Jack in the Box Tackles Menu Upgrades
The chain has reformulated their burgers, improved buns, and added new saucing
Commodity Costs Pressure Pricing
Also pressuring margins were higher commodity costs, which rose 7 percent in the fourth quarter. Company officials expect to see an 8-percent increase in such costs in the first quarter of fiscal 2012.
The chain has increased menu prices by about 2.7 percent since May to offset the higher costs.
The company is considering another price increase for next year, but officials said they generally like to stay behind competitors on pricing, as well as behind grocery price inflation.
“We will likely be a follower, not a leader on this,” said Jerry Rebel, Jack in the Box Inc. executive vice president and chief financial officer.
Lang, however, noted that grocery prices have ramped up, “so that might give us a little cover.”
Jack in the Box’s ongoing refranchising plan has helped improve margins as the company moves to an 80-percent franchised system, the company said.
At the end of the fourth quarter, 72 percent of the chain’s 2,221 restaurants were franchise operated.

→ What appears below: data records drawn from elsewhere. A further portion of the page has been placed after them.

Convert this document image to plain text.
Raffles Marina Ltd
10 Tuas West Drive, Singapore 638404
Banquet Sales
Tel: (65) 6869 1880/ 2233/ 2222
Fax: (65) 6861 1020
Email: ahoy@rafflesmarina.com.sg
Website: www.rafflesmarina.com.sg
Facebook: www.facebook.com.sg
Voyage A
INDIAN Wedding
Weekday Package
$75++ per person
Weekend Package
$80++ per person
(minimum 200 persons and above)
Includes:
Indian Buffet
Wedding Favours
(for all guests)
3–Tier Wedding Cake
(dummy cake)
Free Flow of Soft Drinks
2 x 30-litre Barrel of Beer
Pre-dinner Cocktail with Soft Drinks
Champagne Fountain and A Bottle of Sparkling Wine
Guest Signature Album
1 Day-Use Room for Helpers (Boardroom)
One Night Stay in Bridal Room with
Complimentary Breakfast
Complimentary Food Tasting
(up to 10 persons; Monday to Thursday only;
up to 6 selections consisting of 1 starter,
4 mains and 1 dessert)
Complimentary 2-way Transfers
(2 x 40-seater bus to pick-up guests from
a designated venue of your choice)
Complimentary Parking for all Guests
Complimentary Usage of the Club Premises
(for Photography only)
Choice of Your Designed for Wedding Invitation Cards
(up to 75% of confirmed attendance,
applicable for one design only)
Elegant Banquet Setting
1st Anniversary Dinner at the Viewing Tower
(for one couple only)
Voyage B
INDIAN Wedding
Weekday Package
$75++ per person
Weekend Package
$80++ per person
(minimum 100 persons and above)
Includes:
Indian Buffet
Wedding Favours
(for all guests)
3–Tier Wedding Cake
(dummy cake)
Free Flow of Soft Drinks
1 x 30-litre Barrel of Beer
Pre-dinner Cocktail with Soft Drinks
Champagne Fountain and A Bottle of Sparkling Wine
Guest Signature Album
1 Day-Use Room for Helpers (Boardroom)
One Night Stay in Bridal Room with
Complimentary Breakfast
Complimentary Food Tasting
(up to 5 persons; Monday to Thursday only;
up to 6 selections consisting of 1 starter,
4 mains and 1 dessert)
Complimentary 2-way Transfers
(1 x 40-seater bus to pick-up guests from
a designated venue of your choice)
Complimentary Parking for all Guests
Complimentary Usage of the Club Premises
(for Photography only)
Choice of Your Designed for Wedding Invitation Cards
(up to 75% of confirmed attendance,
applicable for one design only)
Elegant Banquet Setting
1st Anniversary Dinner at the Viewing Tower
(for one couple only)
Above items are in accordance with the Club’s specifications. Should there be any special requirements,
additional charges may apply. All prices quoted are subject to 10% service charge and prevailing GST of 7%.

The company plans to sell another 150 to 200 company-owned locations over the next two years.
Meanwhile, Jack in the Box Inc. is ramping up corporate growth of its fast-casual Qdoba Mexican Grill brand with new unit growth and the acquisition of franchised locations.
In fiscal 2011, 67 corporate or franchised locations were opened, which drove Qdoba to a total of 583 units, of which 245 are company owned.
Next year, expectations include the opening of between 70 and 90 more Qdoba restaurants, about half of which will be company owned.